Reparations are not a one-size fits all fix. German reparations to Jewish victims of the Holocaust is a prime example of the wrong approach – based as it was on isolating one source of oppression while ignoring all others. That especially incensed my father, a German Jew (but no less German for that, no matter what anti-Semites might say) – for those who were victimized as working-class opponents of Hitler, such as my mother’s family, were ignored, reparations were not paid to the people of Poland, Greece, the former Yugoslavia, the former Soviet Union, and other countries whose lands were bombed and people killed, and yet whose pain and whose needs were unaddressed. It is a blindness now seen in the racism directed toward Palestinians in Germany, the United States and Israel, a racism akin to still present anti-Semitism, to the racism which still denies African Americans equal protection under the law. We act on the principle of “one for all, all for one,” or we act to divide – that choice remains to each of us.
On the afternoon of last year’s election day, when it was unclear what the outcome would be, Lisa and I went to the national mall to visit the Martin Luther King Memorial and from there walked to the Franklin D. Roosevelt Memorial to reinforce for ourselves where we stand when it comes to our country’s heritage. The quote from King with which we began was inscribed on one of the panels.
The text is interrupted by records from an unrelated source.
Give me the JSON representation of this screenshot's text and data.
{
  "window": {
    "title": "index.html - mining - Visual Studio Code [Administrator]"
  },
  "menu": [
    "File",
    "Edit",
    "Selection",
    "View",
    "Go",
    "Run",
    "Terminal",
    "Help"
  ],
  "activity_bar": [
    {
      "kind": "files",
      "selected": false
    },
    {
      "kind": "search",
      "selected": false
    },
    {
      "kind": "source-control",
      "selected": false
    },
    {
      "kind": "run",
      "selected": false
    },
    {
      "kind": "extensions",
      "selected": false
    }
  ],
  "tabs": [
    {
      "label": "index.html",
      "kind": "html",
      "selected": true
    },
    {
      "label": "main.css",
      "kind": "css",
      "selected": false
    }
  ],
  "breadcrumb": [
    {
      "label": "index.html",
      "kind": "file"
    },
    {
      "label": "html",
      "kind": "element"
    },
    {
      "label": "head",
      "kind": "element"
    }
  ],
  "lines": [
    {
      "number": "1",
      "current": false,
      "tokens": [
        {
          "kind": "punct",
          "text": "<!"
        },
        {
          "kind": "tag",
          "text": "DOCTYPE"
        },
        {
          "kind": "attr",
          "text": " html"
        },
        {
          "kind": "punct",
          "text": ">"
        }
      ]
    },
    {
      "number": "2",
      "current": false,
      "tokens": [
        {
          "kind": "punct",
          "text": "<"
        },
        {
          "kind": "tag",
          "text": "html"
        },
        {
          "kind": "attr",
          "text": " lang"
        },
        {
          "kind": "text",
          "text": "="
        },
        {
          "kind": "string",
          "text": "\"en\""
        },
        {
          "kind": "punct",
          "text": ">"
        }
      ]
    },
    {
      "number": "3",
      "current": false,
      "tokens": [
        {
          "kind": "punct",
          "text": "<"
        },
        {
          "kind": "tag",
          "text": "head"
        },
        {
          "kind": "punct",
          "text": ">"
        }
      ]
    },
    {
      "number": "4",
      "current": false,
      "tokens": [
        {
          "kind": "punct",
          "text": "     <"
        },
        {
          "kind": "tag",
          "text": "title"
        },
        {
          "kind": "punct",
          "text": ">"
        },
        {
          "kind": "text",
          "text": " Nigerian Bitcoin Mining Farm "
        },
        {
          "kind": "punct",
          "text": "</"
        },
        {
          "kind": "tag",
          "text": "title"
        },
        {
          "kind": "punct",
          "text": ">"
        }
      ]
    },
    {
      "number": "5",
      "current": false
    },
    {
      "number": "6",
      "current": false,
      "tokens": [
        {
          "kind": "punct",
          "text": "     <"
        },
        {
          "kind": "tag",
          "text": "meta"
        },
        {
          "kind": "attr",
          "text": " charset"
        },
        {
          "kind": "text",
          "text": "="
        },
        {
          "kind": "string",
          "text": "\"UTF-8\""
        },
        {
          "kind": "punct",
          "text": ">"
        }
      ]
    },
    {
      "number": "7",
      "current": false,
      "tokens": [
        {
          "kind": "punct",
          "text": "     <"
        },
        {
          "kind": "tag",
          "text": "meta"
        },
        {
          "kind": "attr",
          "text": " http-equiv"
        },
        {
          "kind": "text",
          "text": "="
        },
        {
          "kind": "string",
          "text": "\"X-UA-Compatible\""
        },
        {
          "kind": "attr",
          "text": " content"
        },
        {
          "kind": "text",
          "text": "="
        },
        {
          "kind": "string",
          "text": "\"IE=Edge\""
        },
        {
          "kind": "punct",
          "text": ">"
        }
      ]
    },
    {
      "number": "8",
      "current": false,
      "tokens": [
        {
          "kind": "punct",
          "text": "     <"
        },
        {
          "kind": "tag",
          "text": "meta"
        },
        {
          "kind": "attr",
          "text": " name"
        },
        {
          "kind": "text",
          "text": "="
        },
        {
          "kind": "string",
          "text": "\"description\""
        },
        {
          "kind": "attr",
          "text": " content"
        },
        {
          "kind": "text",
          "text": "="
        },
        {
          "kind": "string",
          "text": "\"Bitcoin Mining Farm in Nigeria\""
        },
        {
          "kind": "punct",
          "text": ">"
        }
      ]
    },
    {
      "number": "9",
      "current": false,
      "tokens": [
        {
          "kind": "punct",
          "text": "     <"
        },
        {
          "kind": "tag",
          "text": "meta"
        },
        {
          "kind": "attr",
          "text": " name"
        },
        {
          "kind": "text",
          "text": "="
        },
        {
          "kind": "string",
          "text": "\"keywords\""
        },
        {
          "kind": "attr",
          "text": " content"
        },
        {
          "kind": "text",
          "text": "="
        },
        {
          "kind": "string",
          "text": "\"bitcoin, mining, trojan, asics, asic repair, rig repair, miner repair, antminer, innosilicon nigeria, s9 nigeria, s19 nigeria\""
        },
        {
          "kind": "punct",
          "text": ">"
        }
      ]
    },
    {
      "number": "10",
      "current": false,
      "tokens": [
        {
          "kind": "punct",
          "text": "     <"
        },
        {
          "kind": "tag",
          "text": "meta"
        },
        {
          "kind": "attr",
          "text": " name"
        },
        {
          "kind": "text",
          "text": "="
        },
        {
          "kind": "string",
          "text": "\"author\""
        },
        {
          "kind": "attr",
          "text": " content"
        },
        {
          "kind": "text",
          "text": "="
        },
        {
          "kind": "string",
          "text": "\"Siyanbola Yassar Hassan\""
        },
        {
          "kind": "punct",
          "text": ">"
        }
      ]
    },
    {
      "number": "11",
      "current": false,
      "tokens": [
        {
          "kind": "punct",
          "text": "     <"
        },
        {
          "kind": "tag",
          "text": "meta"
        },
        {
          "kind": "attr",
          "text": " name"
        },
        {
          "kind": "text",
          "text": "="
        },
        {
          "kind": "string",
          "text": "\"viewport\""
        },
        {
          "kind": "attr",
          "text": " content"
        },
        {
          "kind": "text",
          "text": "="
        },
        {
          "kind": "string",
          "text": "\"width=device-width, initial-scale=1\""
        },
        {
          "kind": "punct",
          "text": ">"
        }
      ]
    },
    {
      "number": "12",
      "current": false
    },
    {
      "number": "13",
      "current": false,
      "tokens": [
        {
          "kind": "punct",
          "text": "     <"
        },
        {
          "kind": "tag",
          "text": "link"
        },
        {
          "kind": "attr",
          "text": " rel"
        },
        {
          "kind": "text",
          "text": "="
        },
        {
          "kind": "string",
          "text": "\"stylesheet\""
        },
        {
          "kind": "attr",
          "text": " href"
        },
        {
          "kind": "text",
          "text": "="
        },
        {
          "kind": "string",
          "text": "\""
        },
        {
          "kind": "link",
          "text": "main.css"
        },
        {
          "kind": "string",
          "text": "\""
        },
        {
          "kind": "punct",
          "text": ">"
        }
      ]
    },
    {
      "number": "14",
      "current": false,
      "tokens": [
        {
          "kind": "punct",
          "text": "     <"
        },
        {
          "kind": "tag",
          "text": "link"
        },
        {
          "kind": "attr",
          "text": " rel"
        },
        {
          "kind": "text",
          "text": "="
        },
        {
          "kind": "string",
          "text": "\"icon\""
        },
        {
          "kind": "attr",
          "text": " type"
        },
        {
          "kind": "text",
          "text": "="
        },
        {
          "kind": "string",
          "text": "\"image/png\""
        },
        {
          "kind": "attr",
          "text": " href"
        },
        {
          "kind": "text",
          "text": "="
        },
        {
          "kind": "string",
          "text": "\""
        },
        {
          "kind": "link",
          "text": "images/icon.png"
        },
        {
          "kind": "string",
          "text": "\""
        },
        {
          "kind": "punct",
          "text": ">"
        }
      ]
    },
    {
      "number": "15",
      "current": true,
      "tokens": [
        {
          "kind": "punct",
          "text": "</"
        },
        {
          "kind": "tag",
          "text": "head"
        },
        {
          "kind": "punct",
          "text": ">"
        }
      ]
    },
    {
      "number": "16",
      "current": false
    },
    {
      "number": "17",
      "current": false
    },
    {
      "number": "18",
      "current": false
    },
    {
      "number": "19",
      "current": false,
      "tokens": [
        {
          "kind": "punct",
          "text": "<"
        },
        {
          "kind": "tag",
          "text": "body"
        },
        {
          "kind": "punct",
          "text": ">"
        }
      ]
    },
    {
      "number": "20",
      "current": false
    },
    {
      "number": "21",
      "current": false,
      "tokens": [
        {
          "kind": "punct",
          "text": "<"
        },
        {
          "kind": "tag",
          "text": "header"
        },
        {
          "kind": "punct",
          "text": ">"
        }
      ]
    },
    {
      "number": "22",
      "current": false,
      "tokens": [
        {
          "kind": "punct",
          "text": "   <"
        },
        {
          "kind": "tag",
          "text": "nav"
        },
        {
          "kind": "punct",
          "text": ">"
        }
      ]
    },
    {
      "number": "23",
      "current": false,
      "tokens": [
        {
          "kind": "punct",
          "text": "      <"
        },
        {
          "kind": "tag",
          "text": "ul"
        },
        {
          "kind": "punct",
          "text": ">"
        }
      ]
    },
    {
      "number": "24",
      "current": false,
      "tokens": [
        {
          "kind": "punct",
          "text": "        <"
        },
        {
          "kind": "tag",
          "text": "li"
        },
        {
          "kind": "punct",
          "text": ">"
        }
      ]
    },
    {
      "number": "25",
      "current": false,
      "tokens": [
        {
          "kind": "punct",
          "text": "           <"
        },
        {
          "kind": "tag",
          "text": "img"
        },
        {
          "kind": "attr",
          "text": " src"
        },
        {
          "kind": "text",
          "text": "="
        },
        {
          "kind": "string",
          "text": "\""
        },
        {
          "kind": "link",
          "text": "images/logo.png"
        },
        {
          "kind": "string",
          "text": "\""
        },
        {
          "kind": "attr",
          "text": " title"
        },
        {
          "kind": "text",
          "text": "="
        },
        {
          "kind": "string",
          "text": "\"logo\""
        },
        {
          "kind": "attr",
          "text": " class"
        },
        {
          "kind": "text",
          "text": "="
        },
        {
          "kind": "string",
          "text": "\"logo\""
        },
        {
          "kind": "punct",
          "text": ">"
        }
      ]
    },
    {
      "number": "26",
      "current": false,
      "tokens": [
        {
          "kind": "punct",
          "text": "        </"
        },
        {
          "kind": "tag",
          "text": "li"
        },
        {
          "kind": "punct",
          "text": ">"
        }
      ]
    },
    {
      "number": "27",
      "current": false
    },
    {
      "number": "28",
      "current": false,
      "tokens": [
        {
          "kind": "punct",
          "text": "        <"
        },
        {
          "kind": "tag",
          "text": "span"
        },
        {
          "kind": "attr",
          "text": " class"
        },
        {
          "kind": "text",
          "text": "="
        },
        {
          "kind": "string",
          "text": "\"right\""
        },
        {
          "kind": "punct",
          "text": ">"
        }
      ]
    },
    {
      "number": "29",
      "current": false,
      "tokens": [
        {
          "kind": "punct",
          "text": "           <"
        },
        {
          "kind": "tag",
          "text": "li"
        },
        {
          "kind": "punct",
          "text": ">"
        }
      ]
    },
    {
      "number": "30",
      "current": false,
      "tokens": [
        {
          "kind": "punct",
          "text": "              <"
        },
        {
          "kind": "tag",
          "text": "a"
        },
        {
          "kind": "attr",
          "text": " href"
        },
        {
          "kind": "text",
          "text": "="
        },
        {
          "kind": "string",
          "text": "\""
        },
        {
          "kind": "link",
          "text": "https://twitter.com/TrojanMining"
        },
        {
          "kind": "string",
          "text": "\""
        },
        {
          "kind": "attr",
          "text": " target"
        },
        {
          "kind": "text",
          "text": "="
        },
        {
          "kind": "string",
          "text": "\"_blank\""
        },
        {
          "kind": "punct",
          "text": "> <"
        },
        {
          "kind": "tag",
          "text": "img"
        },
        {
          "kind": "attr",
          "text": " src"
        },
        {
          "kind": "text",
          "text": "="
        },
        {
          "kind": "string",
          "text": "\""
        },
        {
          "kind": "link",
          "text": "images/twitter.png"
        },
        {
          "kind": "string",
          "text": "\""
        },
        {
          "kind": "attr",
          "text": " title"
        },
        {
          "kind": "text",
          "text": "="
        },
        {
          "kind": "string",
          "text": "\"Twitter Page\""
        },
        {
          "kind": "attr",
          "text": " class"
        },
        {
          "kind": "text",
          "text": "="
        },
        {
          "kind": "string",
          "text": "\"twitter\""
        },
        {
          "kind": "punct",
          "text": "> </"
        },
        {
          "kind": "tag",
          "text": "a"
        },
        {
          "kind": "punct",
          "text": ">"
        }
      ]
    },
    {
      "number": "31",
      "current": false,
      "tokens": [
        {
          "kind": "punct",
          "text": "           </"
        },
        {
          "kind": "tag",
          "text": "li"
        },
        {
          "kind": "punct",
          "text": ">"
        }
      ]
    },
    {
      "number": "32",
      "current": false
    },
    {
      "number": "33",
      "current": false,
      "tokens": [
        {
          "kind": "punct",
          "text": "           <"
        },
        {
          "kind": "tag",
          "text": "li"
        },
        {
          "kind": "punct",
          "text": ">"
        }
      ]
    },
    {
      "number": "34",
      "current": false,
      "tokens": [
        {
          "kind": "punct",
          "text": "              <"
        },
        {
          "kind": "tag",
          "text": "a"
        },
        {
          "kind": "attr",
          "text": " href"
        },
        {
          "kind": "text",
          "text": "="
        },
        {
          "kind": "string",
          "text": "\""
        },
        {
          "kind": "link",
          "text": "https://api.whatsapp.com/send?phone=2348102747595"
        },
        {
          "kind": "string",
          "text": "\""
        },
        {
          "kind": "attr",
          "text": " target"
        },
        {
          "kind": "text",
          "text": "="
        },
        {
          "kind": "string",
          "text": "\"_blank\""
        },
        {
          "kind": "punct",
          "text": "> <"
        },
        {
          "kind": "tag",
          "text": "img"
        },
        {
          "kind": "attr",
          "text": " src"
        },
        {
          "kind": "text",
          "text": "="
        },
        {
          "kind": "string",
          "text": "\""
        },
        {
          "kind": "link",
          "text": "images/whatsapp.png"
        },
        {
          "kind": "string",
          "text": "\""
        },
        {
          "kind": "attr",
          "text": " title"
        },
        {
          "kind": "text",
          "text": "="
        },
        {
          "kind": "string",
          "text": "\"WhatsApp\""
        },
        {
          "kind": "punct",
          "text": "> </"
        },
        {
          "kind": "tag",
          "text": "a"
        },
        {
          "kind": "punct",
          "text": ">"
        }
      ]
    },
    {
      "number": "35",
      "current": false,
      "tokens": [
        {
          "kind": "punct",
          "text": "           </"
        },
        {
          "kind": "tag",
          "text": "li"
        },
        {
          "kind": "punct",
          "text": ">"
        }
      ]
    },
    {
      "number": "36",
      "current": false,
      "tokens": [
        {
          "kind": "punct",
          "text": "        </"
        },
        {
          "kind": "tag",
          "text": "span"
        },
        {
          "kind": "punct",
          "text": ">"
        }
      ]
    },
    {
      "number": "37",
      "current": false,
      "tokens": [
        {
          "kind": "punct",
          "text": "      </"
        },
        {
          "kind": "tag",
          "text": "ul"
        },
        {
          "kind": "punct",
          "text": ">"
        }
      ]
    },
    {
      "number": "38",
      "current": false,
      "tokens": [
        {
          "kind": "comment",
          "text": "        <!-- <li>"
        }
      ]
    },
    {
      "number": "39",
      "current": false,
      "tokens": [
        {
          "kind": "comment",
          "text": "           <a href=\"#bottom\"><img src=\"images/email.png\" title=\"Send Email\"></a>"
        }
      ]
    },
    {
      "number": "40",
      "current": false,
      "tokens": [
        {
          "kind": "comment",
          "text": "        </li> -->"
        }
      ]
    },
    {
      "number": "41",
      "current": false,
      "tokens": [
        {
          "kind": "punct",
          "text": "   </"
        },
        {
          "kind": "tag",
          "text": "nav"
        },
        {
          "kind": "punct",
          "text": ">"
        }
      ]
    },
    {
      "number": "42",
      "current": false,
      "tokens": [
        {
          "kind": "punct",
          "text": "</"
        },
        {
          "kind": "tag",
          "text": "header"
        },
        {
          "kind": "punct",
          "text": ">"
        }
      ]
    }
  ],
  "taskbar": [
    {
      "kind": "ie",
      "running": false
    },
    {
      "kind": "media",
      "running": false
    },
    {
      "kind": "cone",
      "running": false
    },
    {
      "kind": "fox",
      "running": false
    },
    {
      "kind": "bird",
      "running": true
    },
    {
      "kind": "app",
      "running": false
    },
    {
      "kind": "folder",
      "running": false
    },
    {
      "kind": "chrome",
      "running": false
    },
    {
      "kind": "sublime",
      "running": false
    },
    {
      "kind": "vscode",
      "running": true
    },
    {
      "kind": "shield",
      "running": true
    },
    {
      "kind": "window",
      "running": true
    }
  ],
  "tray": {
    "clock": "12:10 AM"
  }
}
So too was this basic injunction:
"I have the audacity to believe that peoples everywhere can have three meals a day for their bodies, education and culture for their minds, and dignity, equality, and freedom for their spirits."
And at Roosevelt’s Memorial was the quote below which speaks to the vision of the New Deal, reflecting values we are sorely in need of today:
"We must scrupulously guard the civil rights and civil liberties of all our citizens, whatever their background. We must remember that any oppression, any injustice, any hatred, is a wedge designed to attack our civilization."
Taken together we can see a definition of what “greatness” in our country, in any and every country, entails. They are part of our national heritage which we need to embrace now more than ever.